Pitching is said to be 75% of the game; with Chicago it's probably 90% of the problem. Certainly it has taken 100% of the blame. "Yeah, we've been criticized," says Rick Reuschel, who with brother Paul forms a sibling combination that will never rival Dizzy and Paul Dean. "We've had to stick together and encourage each other a lot."
The Cubs' 11-man staff is the largest in the majors, but there is not a blue-chipper in the lot. In fact, there is only one pitcher with a career record above .500. Rick Reuschel has been the most consistent starter this year, even though his record dropped to 8-7 and his ERA increased to 4.43 after losing to the Dodgers last week. Ray Burris has plunged from 15-10 last season to 4-10. Bill Bonham's ERA is 4.98, and he has not gotten past the fifth inning in his last four starts. Steve Stone might be effective, but shoulder trouble has limited him to 21 innings so far. The fifth starter is Steve Renko, who was let go by the Expos, the only team in the division worse than the Cubs.
"With the amount of pitching experience most of us have, we should be showing more," says the underconfident Bonham of a staff that is not particularly young. "No one has been able to carry the load. We need someone to go crazy and win 10 in a row.
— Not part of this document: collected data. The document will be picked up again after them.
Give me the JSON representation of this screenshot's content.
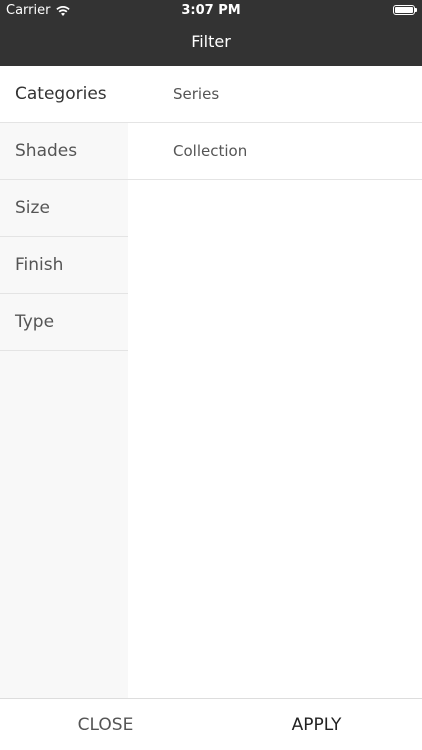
{
  "status_bar": {
    "carrier": "Carrier",
    "time": "3:07 PM"
  },
  "nav": {
    "title": "Filter"
  },
  "sidebar": {
    "items": [
      {
        "label": "Categories",
        "active": true
      },
      {
        "label": "Shades",
        "active": false
      },
      {
        "label": "Size",
        "active": false
      },
      {
        "label": "Finish",
        "active": false
      },
      {
        "label": "Type",
        "active": false
      }
    ]
  },
  "options": {
    "items": [
      {
        "label": "Series"
      },
      {
        "label": "Collection"
      }
    ]
  },
  "footer": {
    "close_label": "CLOSE",
    "apply_label": "APPLY"
  },
  "colors": {
    "header_bg": "#333333",
    "sidebar_bg": "#f8f8f8",
    "divider": "#e4e4e4"
  },
  "icons": {
    "wifi": "wifi-icon",
    "battery": "battery-icon"
  }
}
It would pick us up. But it takes a special person to be a winner on a losing team. Right now it couldn't be me. I have fears between starts. I just can't imagine myself going 20-10."
Bonham admires what Steve Carlton did for Philadelphia in 1972, when he won 27 games for a last-place team, and Randy Jones did last season, when he went 20-12 for fourth-place San Diego. None of the 16 men who have taken the mound for Chicago this season have given a hint they might do the same. Manager Jim Marshall has called on 12 of the 16 to step into the rotation on various occasions, including two relievers who had never started before. Marshall has been forced to use as many as six pitchers in games; 16 times he has needed to deploy three of them in a single inning. "All I expect from a starter is seven strong innings," says Marshall, who usually gets less.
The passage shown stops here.